What is intensive fostering?

Intensive fostering is where young offenders are placed with a foster family for up to 12 months as part of a programme of intensive support, with social workers, family therapists and liaison officers on call.

It is used as an alternative to custody, such as secure training centres or young offenders’ institutions, or instead of intensive supervision and surveillance programmes, where young offenders are monitored at home.

Based on a US model, young people are awarded points for good behaviour in return for certain privileges, such as watching television.

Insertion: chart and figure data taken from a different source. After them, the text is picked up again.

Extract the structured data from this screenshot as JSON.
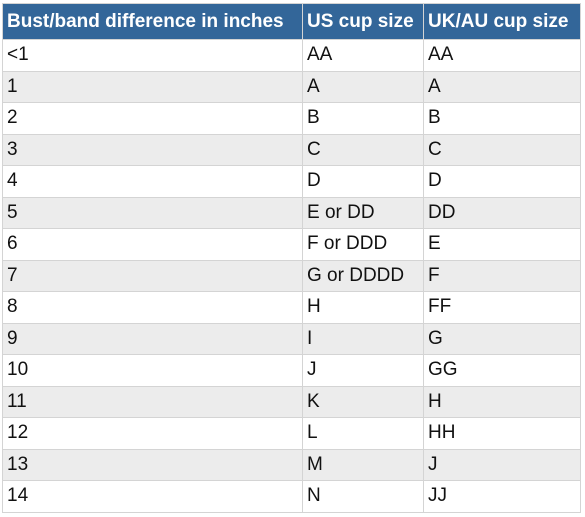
{
  "table": {
    "headers": [
      "Bust/band difference in inches",
      "US cup size",
      "UK/AU cup size"
    ],
    "rows": [
      [
        "<1",
        "AA",
        "AA"
      ],
      [
        "1",
        "A",
        "A"
      ],
      [
        "2",
        "B",
        "B"
      ],
      [
        "3",
        "C",
        "C"
      ],
      [
        "4",
        "D",
        "D"
      ],
      [
        "5",
        "E or DD",
        "DD"
      ],
      [
        "6",
        "F or DDD",
        "E"
      ],
      [
        "7",
        "G or DDDD",
        "F"
      ],
      [
        "8",
        "H",
        "FF"
      ],
      [
        "9",
        "I",
        "G"
      ],
      [
        "10",
        "J",
        "GG"
      ],
      [
        "11",
        "K",
        "H"
      ],
      [
        "12",
        "L",
        "HH"
      ],
      [
        "13",
        "M",
        "J"
      ],
      [
        "14",
        "N",
        "JJ"
      ]
    ]
  },
  "colors": {
    "header_bg": "#336699",
    "header_text": "#ffffff",
    "row_alt_bg": "#ececec",
    "border": "#d4d4d4"
  }
}
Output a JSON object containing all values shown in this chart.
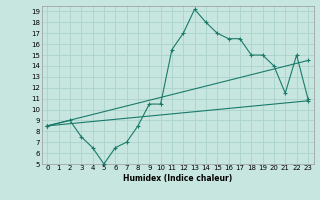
{
  "xlabel": "Humidex (Indice chaleur)",
  "bg_color": "#c8e6e0",
  "grid_color": "#aad4cc",
  "line_color": "#1a7a6a",
  "xlim": [
    -0.5,
    23.5
  ],
  "ylim": [
    5,
    19.5
  ],
  "xticks": [
    0,
    1,
    2,
    3,
    4,
    5,
    6,
    7,
    8,
    9,
    10,
    11,
    12,
    13,
    14,
    15,
    16,
    17,
    18,
    19,
    20,
    21,
    22,
    23
  ],
  "yticks": [
    5,
    6,
    7,
    8,
    9,
    10,
    11,
    12,
    13,
    14,
    15,
    16,
    17,
    18,
    19
  ],
  "line1_x": [
    0,
    2,
    3,
    4,
    5,
    6,
    7,
    8,
    9,
    10,
    11,
    12,
    13,
    14,
    15,
    16,
    17,
    18,
    19,
    20,
    21,
    22,
    23
  ],
  "line1_y": [
    8.5,
    9.0,
    7.5,
    6.5,
    5.0,
    6.5,
    7.0,
    8.5,
    10.5,
    10.5,
    15.5,
    17.0,
    19.2,
    18.0,
    17.0,
    16.5,
    16.5,
    15.0,
    15.0,
    14.0,
    11.5,
    15.0,
    11.0
  ],
  "line2_x": [
    0,
    23
  ],
  "line2_y": [
    8.5,
    10.8
  ],
  "line3_x": [
    0,
    23
  ],
  "line3_y": [
    8.5,
    14.5
  ]
}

The foster placement is accompanied by intensive supervision and support for the young person, and family therapy for the birth family.

It was created as a sentence available to youth courts in England and Wales by the Antisocial Behaviour Act 2003 as part of a supervision order for serious young offenders.

Practice implications

● For policy-makers: Fund long-term and large-scale social research to provide adequate, comparable and verifiable baseline information on which to base policy and practice decisions rather than myriad small-scale evaluations of specific projects, particularly rushed and inadequately funded initiatives.

● For directors of children’s services: Ensure that the needs of children and young people and their families are met within the context of good preventive family support services, rather than in response to offending.

● For programme providers: Ensure that programmes are supported by robust project planning and initial investment and are known to and supported by relevant agencies.

● For criminal justice system: Avoid custody for young people and demand a range of alternative disposals which may include intensively supported foster placements.

● For practitioners: Know the facts about the failures of custody and institutional care, and the research on best practice in response to youth offending. Press the case for alternatives to custody, particularly those that can support the child within their family and community wherever possible, in options to reports to youth courts in England and Wales.

This article is published in the 21 October issue of Community Care magazine under the heading Is intensive fostering more effective than custody?